Vannuchi continua com a história.

— Eu pude conversar com o Merlino, eu era estudante de medicina e notei que que ele tinha numa das pernas a cor da cianose, que é um sintoma de isquemia, risco de gangrena. Depois de um tempo, Merlino foi colocado no porta-malas de um carro e levado ao hospital do Exército.

— Ele foi colocado no porta-malas de um carro por quatro outros policiais (...) desacordado. Parecia até já morto, disse Leane Ferreira de Almeida, em audiência da Comissão da Verdade de SP, em 13 de dezembro de 2013.

Cecchini aponta que quando estava sendo interrogado, ouviu o coronel Ustra ser chamado para uma ligação do hospital.

— Eram os médicos que estavam pedindo contato da família porque havia necessidade de uma amputação [da perna]. Ou seja, havia uma solicitação de um hospital, sobre um paciente ainda vivo, um preso político torturado com princípio de gangrena, com necessidade de amputação de uma perna.

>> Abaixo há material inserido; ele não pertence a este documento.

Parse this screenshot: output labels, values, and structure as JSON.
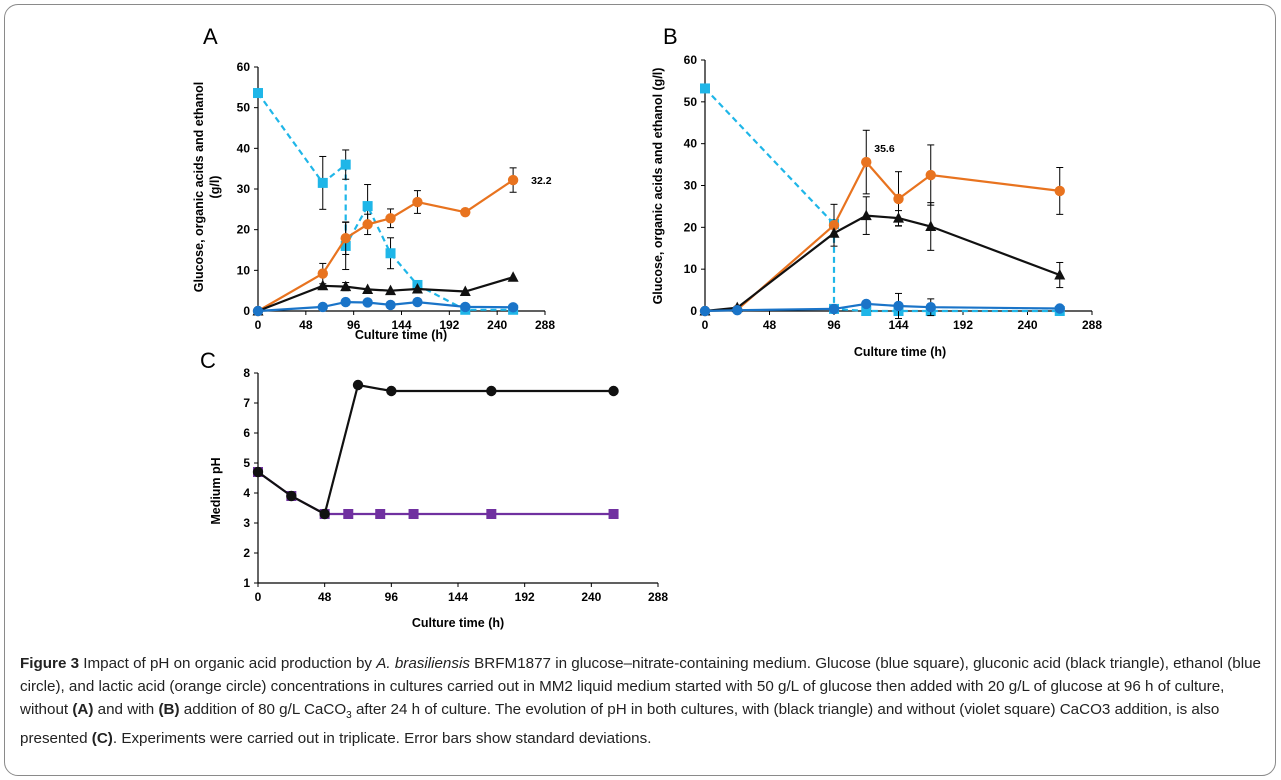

O Ustra recebeu esta informação.

Porém, a família não foi contatada. E outra testemunha, Joel Rufino dos Santos, disse, ter ouvido um torturador do DOI-Codi falar sobre Merlino

— Seu amigo esteve aqui. Ele quis dar uma de durão, acabou com as pernas gangrenadas e foi levado para o Hospital Militar. De lá telefonaram para cá dizendo que precisavam amputar. O Major Ustra reuniu e fez aqui uma votação. Eu votei para amputar as pernas, mas fui voto vencido.

Caixão lacrado

A notícia da morte de Merlino chegou à família por meio de um telefonema ao seu cunhado, Adalberto Dias de Almeida, que era delegado da Polícia Civil. Adalberto e tios de Merlino foram ao ao IML (Instituto Médico Legal) de São Paulo onde foram informados de que lá não havia nenhum morto com esse nome.

Ao usar sua condição de delegado, Adalberto foi em busca do corpo do cunhado. Abrindo uma por uma as portas das geladeiras, localizou o corpo de Luiz Eduardo com marcas evidentes de tortura e sem identificação. O corpo foi entregue à família num caixão lacrado.

A versão que foi dada à família foi a de que Merlino teria se suicidado ao jogar-se embaixo de um caminhão na BR-116, na altura de Jacupiranga, quando estava sendo transportado para Porto Alegre para a identificação de militantes. Tal versão consta do laudo necroscópico assinado por Abeylard Orsini e Isaac Abramovitch. O veículo que o teria atropelado nunca foi identificado e tampouco foi realizada uma ocorrência no local do fato.

Na missa de trigésimo dia do assassinado de Merlino, realizada na Catedral da Sé, os mesmos três homens que buscaram Merlino em casa compareceram para dar os “pêsames” à sua mãe e sua irmã.